Nostaljik Pazartesi
Mart 19, 2018Bu hafta yazdığım hikâyelere bir bakayım dedim, belki aşka gelip yeniden yazarım :) En son başladığıma devam etmemiştim ama belli mi olur :)
16 Mart 2015 Pazartesi
1
O evden çıktıktan sonra perdeleri ve tülleri açıp dışarıdaki beyaz pırıltının eve dolmasını izledi. Müzik açmadı sessizliği dinlemek istedi biraz. Kuzinenin içine bir iki odun daha attı. Alevlerin dansına baktı büyülenerek.
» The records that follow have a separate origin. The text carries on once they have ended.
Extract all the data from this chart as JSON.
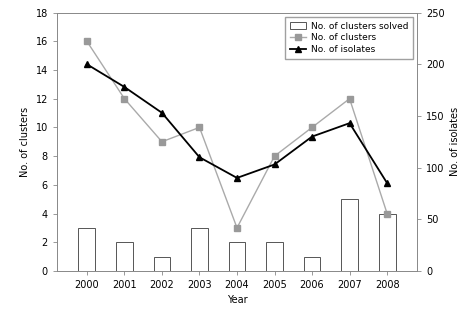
{
  "years": [
    2000,
    2001,
    2002,
    2003,
    2004,
    2005,
    2006,
    2007,
    2008
  ],
  "bars_solved": [
    3,
    2,
    1,
    3,
    2,
    2,
    1,
    5,
    4
  ],
  "clusters": [
    16,
    12,
    9,
    10,
    3,
    8,
    10,
    12,
    4
  ],
  "isolates": [
    200,
    178,
    153,
    110,
    90,
    103,
    130,
    143,
    85
  ],
  "left_ylim": [
    0,
    18
  ],
  "right_ylim": [
    0,
    250
  ],
  "left_yticks": [
    0,
    2,
    4,
    6,
    8,
    10,
    12,
    14,
    16,
    18
  ],
  "right_yticks": [
    0,
    50,
    100,
    150,
    200,
    250
  ],
  "xlabel": "Year",
  "ylabel_left": "No. of clusters",
  "ylabel_right": "No. of isolates",
  "bar_color": "white",
  "bar_edgecolor": "#555555",
  "cluster_line_color": "#aaaaaa",
  "cluster_marker_color": "#999999",
  "isolate_line_color": "black",
  "isolate_marker_color": "black",
  "legend_labels": [
    "No. of clusters solved",
    "No. of clusters",
    "No. of isolates"
  ],
  "background_color": "white",
  "spine_color": "#888888",
  "tick_color": "#555555",
  "label_fontsize": 7,
  "tick_fontsize": 7,
  "legend_fontsize": 6.5
}
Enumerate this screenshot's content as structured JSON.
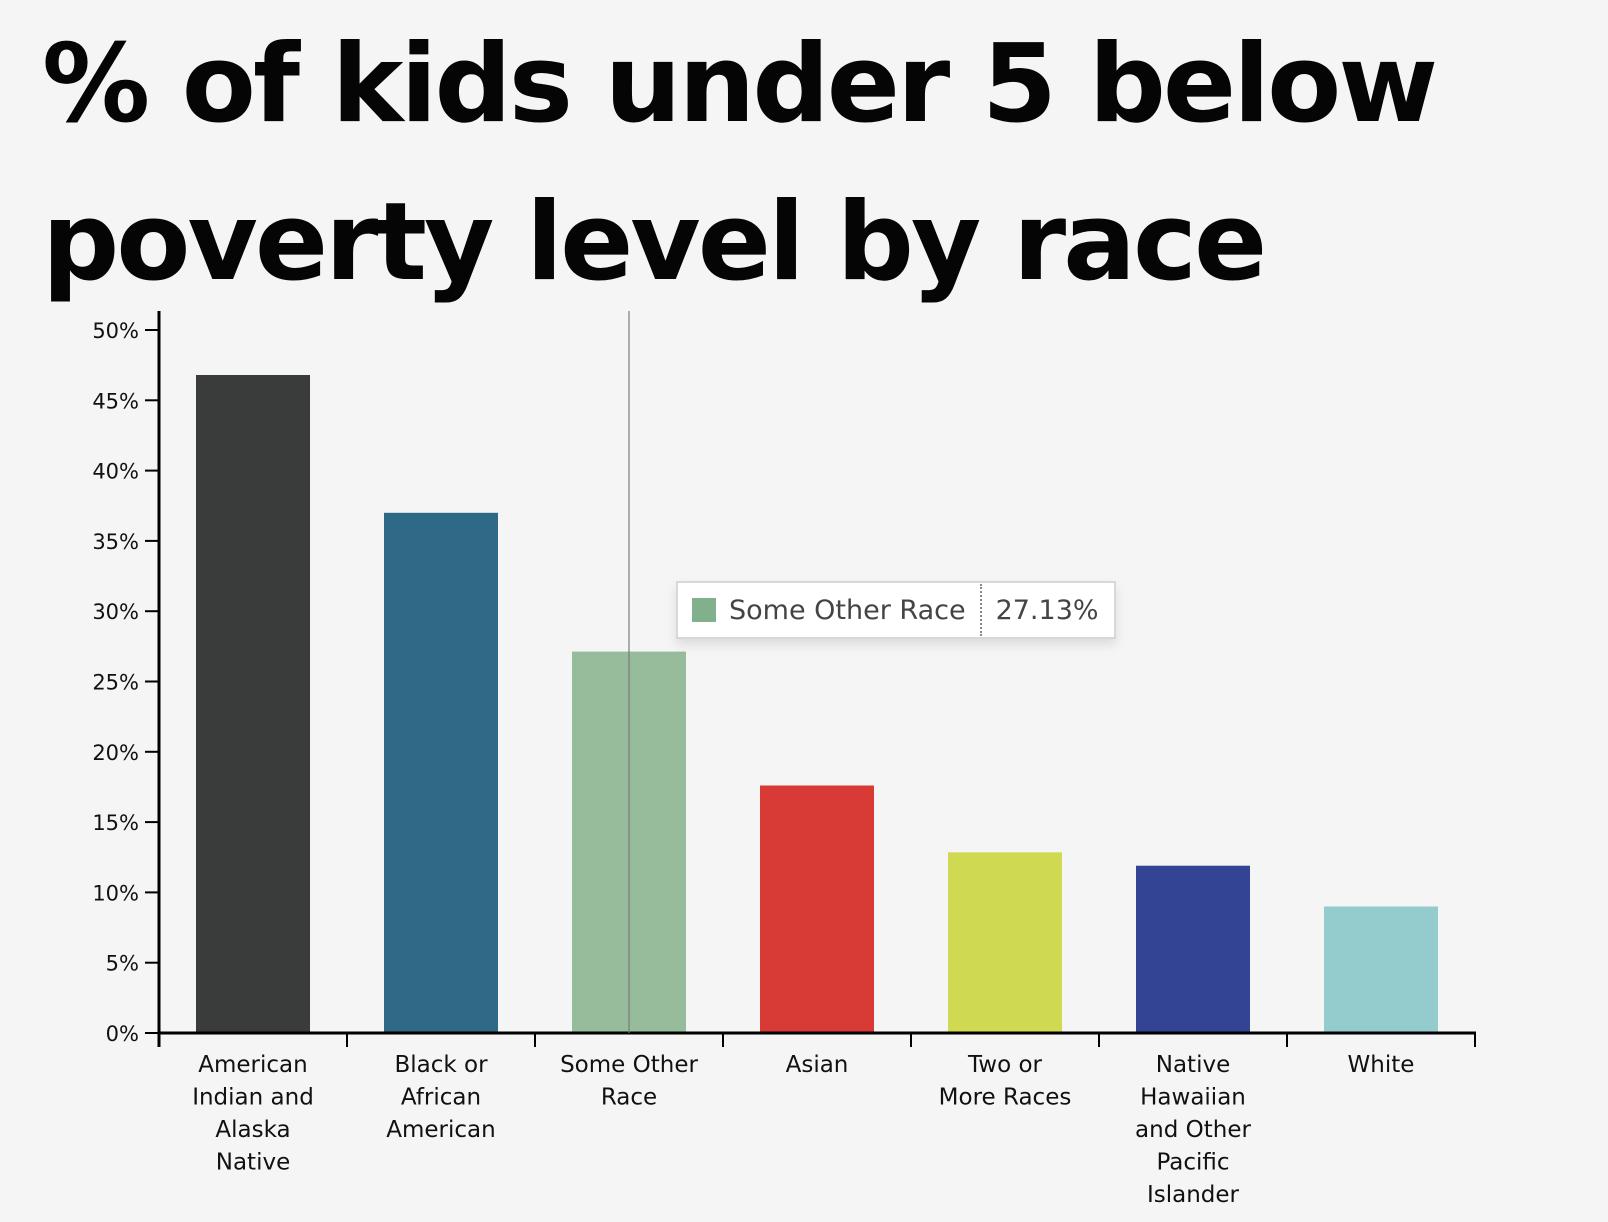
{
  "chart_data": {
    "type": "bar",
    "title": "% of kids under 5 below poverty level by race",
    "categories": [
      "American Indian and Alaska Native",
      "Black or African American",
      "Some Other Race",
      "Asian",
      "Two or More Races",
      "Native Hawaiian and Other Pacific Islander",
      "White"
    ],
    "category_label_lines": [
      [
        "American",
        "Indian and",
        "Alaska",
        "Native"
      ],
      [
        "Black or",
        "African",
        "American"
      ],
      [
        "Some Other",
        "Race"
      ],
      [
        "Asian"
      ],
      [
        "Two or",
        "More Races"
      ],
      [
        "Native",
        "Hawaiian",
        "and Other",
        "Pacific",
        "Islander"
      ],
      [
        "White"
      ]
    ],
    "values": [
      46.8,
      37.0,
      27.13,
      17.6,
      12.85,
      11.9,
      9.0
    ],
    "colors": [
      "#3a3c3b",
      "#2e6987",
      "#96bc9c",
      "#d83a36",
      "#cfd952",
      "#334495",
      "#94cccd"
    ],
    "ylim": [
      0,
      50
    ],
    "yticks": [
      0,
      5,
      10,
      15,
      20,
      25,
      30,
      35,
      40,
      45,
      50
    ],
    "ytick_labels": [
      "0%",
      "5%",
      "10%",
      "15%",
      "20%",
      "25%",
      "30%",
      "35%",
      "40%",
      "45%",
      "50%"
    ],
    "xlabel": "",
    "ylabel": "",
    "grid": false,
    "legend": "none"
  },
  "tooltip": {
    "category": "Some Other Race",
    "value_text": "27.13%",
    "swatch_color": "#83b08c"
  }
}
Kendisine bir fincan çay koydu. Nihayet biraz daha yenilebilecek kıvamda pişirebildiği ekmeğin üzerine yağ ve yazdan kalan çilek reçelini sürdü. Pencerenin önündeki keyif koltuğuna oturarak kar tanelerinin sihirli dünyasına daldı. Dışarıdaki minik ayak izlerini görünce hemen fırladı yerinden. Ekmeğin kalanını ufalayarak pervaza koydu. Kapının önündeki tası suyla doldurarak kahvaltıdan kalan sosislerden attı ağaçların dibine doğru. Bu ormanlık yerde hiç tanımadığı misafirleri olduğunu biliyordu.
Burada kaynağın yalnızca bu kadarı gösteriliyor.